There was no way I could keep up with them. Like the old-time bootlegger who lamented that the telephone could get ahead of him, I watched them work their cell phones to determine where to take what. My wife left behind a pair of VCRs, hundreds of videocassettes, CDs, and vinyl records, as well as probably half a ton of books. Most of the books were religious and inspirational, and not my favorite reading. An old farmer I knew for years once turned down a book on modern farming. Assured it would improve his methods 100%, he demurred. “Heck,” he said, “I don’t farm now half as good as I know how.” I’ll leave the inspiration to others. I don’t believe I could raise my game even if I knew how. At any rate, all that stuff is gone, and I really don’t want to know where.

Then there was what the kids called “the Tupperware.” Over the years my wife had collected over a hundred boxes, cartons, and bins and stored them between the studs of a knee wall in the attic. Successive seasons of heat and freezing cold (it’s too hot up there today, with the outside temperature nudging 90º, to remain for more than a few minutes) had sapped their flexibility; they were quite brittle. Dozens of trips to an attic window looking over the back yard produced a huge pile of containers in bad shape. Dozens more trips across the yard deposited them in a large dump-body trailer (it’s lovely to have a heavy equipment owner in the family!) that made two full-to-the-brim trips to the landfill.

The tornado wasn’t able to get to a row of cabinets full of Christmas stuff – she collected crèche sets that popped up all over the house and under the tree in season. But the once-cluttered spaces now open to suggestion are helping me breathe easier and fear the future less.

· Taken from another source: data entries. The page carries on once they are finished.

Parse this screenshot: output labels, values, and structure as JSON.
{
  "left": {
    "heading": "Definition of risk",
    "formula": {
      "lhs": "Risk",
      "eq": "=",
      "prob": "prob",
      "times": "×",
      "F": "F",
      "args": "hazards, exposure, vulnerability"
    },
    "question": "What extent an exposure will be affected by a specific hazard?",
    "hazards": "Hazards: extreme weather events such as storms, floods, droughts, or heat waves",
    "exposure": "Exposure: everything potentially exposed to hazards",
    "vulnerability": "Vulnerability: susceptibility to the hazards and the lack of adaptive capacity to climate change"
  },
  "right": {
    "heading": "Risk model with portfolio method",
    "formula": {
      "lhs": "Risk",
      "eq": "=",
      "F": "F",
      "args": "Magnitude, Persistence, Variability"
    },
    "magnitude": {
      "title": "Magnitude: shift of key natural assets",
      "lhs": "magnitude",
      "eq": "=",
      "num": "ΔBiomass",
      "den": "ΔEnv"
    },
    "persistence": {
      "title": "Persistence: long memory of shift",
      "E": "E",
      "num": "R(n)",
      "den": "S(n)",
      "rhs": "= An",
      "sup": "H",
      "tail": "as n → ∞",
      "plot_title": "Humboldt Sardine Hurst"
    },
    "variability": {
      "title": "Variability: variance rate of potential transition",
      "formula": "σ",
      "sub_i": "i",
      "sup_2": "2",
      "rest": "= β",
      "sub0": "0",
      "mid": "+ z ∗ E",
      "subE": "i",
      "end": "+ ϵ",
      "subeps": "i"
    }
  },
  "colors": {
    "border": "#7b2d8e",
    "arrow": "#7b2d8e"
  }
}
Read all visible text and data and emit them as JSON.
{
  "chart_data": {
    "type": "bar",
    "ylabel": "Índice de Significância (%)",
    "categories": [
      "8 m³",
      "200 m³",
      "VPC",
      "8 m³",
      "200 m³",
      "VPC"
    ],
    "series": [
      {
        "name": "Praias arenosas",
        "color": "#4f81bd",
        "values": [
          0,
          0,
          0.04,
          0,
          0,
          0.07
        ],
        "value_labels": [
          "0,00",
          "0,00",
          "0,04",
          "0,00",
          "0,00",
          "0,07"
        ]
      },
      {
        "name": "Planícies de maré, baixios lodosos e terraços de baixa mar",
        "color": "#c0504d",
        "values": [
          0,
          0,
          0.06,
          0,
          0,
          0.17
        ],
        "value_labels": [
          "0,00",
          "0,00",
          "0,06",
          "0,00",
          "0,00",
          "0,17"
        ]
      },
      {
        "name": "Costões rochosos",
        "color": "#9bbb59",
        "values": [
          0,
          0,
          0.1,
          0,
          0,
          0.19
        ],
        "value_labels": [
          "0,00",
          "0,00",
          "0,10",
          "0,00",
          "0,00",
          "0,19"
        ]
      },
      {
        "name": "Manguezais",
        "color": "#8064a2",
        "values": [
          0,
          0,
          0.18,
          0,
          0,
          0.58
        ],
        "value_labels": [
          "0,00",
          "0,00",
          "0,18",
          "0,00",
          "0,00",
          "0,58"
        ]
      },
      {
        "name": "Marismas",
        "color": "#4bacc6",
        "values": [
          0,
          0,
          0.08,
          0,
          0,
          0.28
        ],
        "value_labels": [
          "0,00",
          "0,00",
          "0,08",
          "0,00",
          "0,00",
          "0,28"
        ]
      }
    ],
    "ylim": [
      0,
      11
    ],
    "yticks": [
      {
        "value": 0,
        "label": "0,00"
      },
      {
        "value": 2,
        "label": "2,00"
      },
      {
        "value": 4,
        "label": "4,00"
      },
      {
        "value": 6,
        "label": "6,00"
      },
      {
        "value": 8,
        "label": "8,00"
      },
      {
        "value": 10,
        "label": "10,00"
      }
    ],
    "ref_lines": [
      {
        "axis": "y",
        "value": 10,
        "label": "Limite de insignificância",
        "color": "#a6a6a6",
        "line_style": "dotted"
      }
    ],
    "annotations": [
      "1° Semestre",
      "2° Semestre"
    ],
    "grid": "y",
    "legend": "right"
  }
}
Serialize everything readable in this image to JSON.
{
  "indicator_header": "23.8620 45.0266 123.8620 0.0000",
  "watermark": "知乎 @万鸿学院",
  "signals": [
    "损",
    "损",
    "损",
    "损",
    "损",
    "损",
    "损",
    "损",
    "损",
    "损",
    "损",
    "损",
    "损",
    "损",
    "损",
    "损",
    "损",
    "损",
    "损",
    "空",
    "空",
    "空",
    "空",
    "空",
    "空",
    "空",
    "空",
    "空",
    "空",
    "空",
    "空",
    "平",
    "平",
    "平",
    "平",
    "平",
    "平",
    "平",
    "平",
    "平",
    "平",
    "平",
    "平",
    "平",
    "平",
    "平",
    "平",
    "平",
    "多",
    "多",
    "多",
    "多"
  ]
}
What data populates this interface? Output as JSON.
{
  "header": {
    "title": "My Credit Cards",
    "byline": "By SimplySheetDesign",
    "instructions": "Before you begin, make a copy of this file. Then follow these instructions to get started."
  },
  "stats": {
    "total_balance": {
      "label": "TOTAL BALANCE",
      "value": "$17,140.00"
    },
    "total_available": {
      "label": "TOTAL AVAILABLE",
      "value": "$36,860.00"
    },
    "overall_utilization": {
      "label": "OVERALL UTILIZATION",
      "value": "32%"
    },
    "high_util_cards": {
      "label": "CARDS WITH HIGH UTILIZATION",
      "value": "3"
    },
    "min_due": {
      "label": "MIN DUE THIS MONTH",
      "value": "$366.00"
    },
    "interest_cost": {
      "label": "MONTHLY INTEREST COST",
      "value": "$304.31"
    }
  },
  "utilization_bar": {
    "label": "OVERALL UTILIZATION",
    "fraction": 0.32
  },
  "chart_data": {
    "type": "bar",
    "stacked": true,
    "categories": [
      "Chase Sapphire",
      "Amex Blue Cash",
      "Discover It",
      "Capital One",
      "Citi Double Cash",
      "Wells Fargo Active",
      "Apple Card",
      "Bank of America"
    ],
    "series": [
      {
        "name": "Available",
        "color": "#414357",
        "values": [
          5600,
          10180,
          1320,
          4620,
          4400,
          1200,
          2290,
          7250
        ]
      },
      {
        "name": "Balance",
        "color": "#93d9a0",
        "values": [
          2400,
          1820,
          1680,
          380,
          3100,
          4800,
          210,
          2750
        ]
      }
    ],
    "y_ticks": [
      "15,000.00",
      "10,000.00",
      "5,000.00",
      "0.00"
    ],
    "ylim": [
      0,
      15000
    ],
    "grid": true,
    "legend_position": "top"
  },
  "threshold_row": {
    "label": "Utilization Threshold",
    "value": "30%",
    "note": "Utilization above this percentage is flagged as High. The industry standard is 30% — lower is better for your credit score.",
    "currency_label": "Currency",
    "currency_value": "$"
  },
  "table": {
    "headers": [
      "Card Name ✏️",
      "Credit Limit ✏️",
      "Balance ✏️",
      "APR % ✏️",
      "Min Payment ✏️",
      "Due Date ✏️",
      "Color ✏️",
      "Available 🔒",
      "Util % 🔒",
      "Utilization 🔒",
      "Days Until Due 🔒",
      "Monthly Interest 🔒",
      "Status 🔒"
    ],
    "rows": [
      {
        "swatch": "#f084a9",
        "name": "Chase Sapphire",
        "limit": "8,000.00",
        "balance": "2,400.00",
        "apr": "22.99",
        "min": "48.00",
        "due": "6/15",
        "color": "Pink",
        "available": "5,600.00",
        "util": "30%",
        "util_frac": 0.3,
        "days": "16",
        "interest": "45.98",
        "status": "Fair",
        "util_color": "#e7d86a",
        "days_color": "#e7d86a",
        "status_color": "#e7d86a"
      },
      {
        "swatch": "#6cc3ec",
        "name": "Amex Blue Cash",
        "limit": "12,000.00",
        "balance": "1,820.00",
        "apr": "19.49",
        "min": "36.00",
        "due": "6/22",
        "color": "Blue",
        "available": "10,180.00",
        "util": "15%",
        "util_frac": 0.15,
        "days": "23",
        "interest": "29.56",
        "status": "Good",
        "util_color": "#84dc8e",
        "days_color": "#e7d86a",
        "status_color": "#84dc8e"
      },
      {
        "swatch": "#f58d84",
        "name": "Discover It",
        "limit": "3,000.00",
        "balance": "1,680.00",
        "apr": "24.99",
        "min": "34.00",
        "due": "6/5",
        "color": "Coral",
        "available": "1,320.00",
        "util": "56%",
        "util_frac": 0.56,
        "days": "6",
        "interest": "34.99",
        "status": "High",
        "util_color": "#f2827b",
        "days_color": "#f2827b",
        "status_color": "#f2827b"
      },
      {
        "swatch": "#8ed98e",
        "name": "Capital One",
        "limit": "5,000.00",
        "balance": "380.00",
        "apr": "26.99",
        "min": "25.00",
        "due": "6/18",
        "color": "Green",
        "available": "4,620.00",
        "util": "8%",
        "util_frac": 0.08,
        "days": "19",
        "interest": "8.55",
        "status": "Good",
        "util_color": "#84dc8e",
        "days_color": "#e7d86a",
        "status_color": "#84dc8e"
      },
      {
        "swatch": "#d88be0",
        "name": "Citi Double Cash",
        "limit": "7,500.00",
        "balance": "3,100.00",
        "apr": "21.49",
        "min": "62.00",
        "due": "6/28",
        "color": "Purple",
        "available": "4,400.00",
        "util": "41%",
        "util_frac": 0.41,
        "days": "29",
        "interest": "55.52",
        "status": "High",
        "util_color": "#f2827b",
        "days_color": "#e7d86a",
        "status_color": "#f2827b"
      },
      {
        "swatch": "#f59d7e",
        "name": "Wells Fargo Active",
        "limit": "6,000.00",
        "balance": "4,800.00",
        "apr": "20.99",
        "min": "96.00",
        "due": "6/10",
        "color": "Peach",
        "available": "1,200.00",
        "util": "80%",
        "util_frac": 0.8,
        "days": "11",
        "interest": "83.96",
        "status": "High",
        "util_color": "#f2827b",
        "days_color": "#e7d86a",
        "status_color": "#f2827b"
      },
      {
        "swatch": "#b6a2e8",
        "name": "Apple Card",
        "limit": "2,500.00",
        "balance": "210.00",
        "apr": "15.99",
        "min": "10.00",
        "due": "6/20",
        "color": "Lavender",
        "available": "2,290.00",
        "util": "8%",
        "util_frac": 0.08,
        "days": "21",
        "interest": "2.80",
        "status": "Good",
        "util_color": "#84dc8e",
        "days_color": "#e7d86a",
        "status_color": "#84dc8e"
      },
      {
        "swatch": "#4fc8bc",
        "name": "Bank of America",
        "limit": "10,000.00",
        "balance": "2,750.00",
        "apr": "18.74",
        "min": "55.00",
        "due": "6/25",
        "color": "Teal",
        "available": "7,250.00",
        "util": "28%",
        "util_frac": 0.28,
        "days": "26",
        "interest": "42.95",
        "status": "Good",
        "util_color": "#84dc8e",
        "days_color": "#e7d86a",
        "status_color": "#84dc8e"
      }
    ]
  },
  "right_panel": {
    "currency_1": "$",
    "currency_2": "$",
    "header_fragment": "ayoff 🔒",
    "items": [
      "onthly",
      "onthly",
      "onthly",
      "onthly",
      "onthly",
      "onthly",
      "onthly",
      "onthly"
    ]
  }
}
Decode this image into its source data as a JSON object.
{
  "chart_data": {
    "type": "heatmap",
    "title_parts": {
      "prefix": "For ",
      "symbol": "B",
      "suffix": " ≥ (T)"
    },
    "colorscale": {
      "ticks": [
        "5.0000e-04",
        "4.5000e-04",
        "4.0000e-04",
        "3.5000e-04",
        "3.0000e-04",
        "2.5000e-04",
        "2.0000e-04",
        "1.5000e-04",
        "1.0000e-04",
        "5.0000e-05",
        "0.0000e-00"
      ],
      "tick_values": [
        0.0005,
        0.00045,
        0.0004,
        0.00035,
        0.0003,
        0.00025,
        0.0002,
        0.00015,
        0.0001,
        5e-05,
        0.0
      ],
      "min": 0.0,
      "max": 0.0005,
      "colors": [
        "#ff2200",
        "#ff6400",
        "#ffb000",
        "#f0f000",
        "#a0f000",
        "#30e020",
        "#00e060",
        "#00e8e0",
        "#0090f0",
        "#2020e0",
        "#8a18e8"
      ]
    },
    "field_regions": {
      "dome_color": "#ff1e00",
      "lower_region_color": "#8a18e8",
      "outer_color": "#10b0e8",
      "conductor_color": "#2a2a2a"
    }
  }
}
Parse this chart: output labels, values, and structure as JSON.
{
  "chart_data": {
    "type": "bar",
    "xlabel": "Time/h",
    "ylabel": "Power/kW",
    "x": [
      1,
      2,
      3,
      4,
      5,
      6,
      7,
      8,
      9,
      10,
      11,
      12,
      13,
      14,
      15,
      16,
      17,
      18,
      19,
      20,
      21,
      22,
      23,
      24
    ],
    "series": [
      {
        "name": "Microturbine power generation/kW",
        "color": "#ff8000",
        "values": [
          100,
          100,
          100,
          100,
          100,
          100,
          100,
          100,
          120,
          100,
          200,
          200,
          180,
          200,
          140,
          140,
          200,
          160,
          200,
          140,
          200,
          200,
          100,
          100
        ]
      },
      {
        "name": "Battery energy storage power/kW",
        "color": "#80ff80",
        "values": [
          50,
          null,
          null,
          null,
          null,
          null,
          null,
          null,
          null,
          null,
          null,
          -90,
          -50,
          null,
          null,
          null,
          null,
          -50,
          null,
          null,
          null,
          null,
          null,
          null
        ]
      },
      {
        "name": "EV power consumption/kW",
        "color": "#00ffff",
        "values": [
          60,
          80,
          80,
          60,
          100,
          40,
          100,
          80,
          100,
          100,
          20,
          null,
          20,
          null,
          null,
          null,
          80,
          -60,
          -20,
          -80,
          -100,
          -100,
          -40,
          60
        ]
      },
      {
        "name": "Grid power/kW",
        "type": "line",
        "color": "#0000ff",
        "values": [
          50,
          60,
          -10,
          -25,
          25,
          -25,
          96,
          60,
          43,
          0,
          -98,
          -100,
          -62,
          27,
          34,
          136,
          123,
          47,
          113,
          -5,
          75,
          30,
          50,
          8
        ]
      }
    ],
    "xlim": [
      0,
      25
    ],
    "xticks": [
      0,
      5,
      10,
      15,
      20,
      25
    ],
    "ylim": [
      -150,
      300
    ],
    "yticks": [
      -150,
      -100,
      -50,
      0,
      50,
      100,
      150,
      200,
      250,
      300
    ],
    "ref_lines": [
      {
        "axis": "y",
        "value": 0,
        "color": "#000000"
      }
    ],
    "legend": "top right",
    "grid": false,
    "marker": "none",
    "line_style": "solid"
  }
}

The sorting and jettisoning unearthed a pair of items: financial records that needed to be shredded (they saved her shredder), and a poster I didn’t know we had, listing the schedule of a week-long celebration of Our Lady of Grace in Nettuno, Italy, in 1990. I won’t save it – bad precedent – but what a flood of memories! The esplanade was blocked off for the “solemn procession” of the Lady; but my wife jumped out, moved a barricade, and we were on it, only two blocks from our hotel.

An Italian cop, obviously trained under Inspector Clouseau, stopped us. “One way! You no canna go!” he shouted. “Parade come!” I didn’t see any parade; so I asked if I might back up the two blocks to our hotel. He chewed on that a moment, and nodded, “Si.” That was the beginning of a day that convinced me Federico Fellini’s films were actually documentaries, and that my wife should have been in them. The kids’ lovely discoveries remind me what a game gal she was.